UPDATED, Dec. 21, 12:31 p.m.: In Manhattan, people buy luxury condominiums in cash. In the outer boroughs, people get big mortgages — like almost everyone else in America. That’s the stereotype, at least.
But over the past seven years the picture has started to change. Leverage ratios crept up in Manhattan between 2010 and 2017, according to a new report by listing website RentHop. And they fell across large swaths of Brooklyn, Queens and the Bronx.
In the West Concourse neighborhood, for example, the median buyer financed 72.73 percent of her purchase with a mortgage, down from 98.19 percent in 2010. In East New York, the median leverage ratio fell to 62.91 percent from 89.11 percent.
On the other end of the spectrum, the median mortgage-to-price ratio in the Upper East Side rose to 64.88 percent, from 52.28 percent. And in Washington Heights it rose to 75.28 percent, from 66.3 percent.
Across the city, the median leverage ratio fell by more than 5 percent in 69 neighborhoods, while rising by more than 5 percent in only 18. The city’s overall leverage ratio nonetheless stayed at 75 percent in recent years, dipping slightly to 74 percent in 2017.
“It seems the historically less affluent areas have made some gains in financial stability,” said RentHop’s Shane Leese. Lower leverage ratios are “an excellent sign for these areas, I would think.”
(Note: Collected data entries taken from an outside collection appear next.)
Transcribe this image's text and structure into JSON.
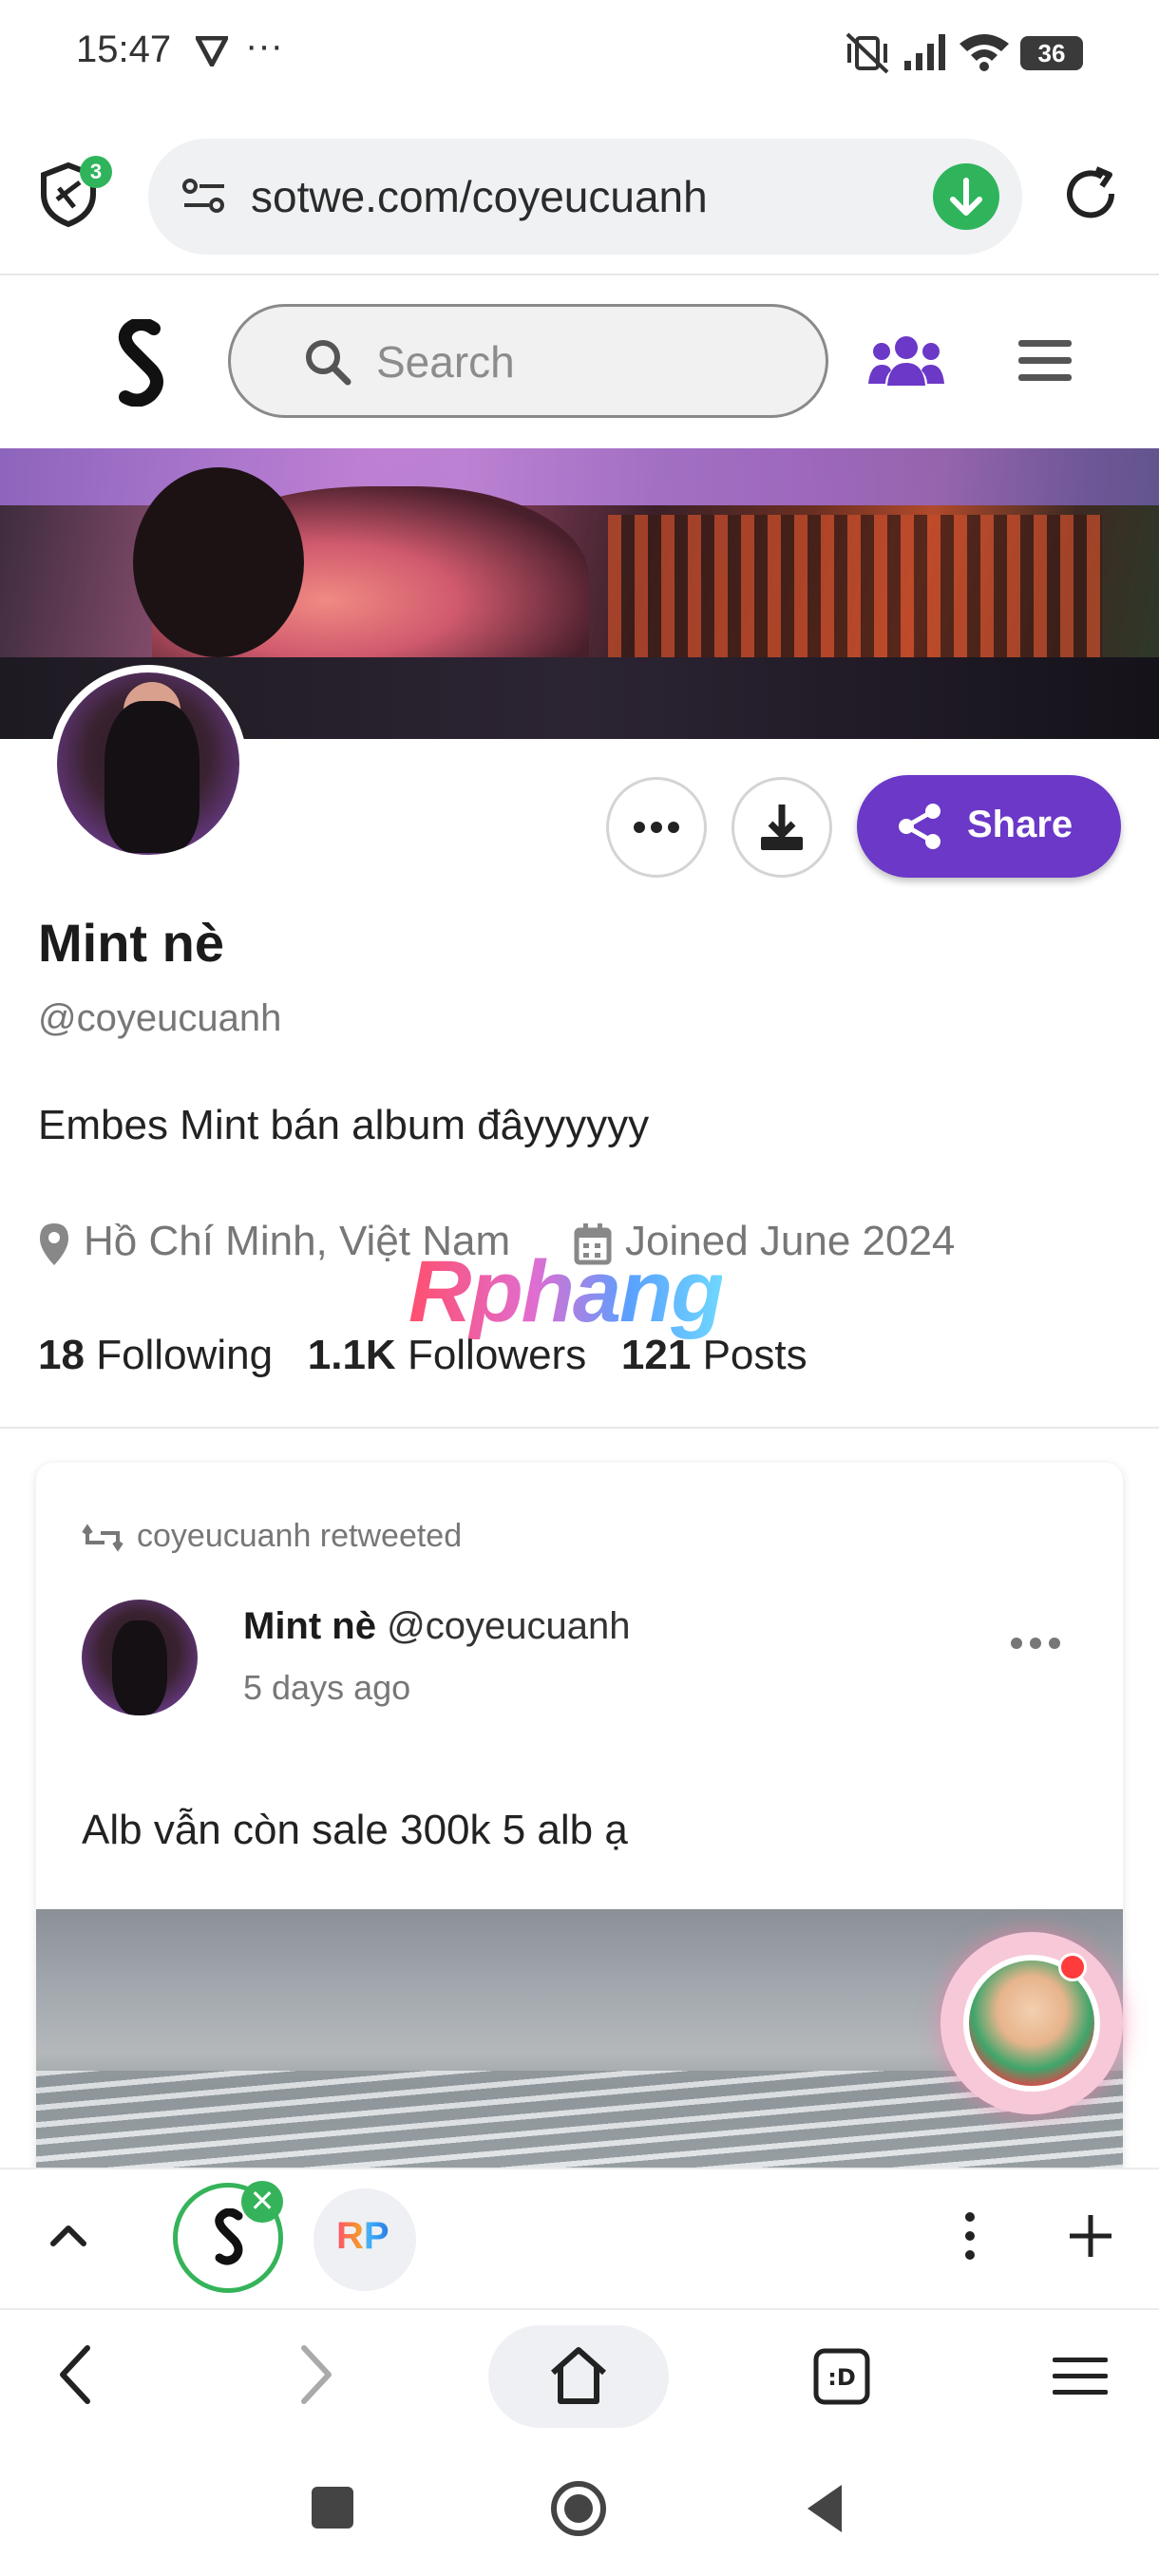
{
  "status_bar": {
    "time": "15:47",
    "extra": "···",
    "battery": "36"
  },
  "browser": {
    "url": "sotwe.com/coyeucuanh",
    "shield_count": "3"
  },
  "site": {
    "search_placeholder": "Search"
  },
  "profile": {
    "name": "Mint nè",
    "handle": "@coyeucuanh",
    "bio": "Embes Mint bán album đâyyyyyy",
    "location": "Hồ Chí Minh, Việt Nam",
    "joined": "Joined June 2024",
    "share_label": "Share",
    "stats": {
      "following_count": "18",
      "following_label": "Following",
      "followers_count": "1.1K",
      "followers_label": "Followers",
      "posts_count": "121",
      "posts_label": "Posts"
    }
  },
  "watermark": "Rphang",
  "post": {
    "retweet_text": "coyeucuanh retweeted",
    "author_name": "Mint nè",
    "author_handle": "@coyeucuanh",
    "time": "5 days ago",
    "text": "Alb vẫn còn sale 300k 5 alb ạ"
  },
  "tabs": {
    "close_glyph": "✕",
    "rp_label": "RP"
  },
  "colors": {
    "accent": "#6b38c8",
    "green": "#2fb45c"
  }
}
The may also be a symptom of gentrification. As prices rise in neighborhoods like Crown Heights and Bedford-Stuyvesant, their mortgage markets are starting to become a little more similar to Manhattan’s.
The single largest mortgage recorded was a $56 million loan that funded the $87.7 million acquisition of a penthouse at 432 Park Avenue.
Correction: an earlier version of this post got Shane Leese’s surname wrong.